The production values remain high, but the story's potential corrodes from beneath the gloss. That period setting loses all meaning and value, exposing it as just a crutch of cosmetic nostalgia.
The slow realisation that MANDY isn’t in fact going anywhere new, that what
could have been an amazing update of the old male revenge fantasy is merely
reverting and regressing back into one, is crushing. All that sending the
Cageometer up to eleven and its accompanying mayhem – Ooh, they’re having a
chainsaw fight! How batshit ker-azy is this?! – is just dressing which can’t distract
from the squandered opportunity Cosmatos was so close to seizing.

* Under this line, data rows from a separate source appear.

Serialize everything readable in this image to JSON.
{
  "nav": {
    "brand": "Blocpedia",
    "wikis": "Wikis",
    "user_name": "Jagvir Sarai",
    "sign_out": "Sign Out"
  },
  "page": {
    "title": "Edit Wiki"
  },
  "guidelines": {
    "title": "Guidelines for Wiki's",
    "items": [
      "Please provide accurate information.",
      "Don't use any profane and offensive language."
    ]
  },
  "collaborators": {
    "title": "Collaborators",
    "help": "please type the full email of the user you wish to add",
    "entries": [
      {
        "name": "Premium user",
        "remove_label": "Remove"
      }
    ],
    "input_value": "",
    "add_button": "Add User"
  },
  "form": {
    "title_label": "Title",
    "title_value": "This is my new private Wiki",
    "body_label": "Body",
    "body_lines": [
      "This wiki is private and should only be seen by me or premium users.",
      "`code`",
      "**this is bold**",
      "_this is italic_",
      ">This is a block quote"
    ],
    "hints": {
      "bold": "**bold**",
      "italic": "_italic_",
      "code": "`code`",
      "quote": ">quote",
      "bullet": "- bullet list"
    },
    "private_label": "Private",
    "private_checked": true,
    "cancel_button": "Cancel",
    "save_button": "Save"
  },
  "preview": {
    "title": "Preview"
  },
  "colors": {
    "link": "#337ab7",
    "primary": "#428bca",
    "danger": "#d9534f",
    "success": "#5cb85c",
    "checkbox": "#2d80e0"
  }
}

There are too many fine small achievements for it to be considered bad per sae, and despite its writing flaws it is an experience deserving of the big screen (and a bigger sound system), but be ready for MANDY to end up as what it is: yet another hollow '80s nostalgia wank.
MANDY is released September 14 in the US and October 12 in the UK. It screens in Australia for one night only (September 21).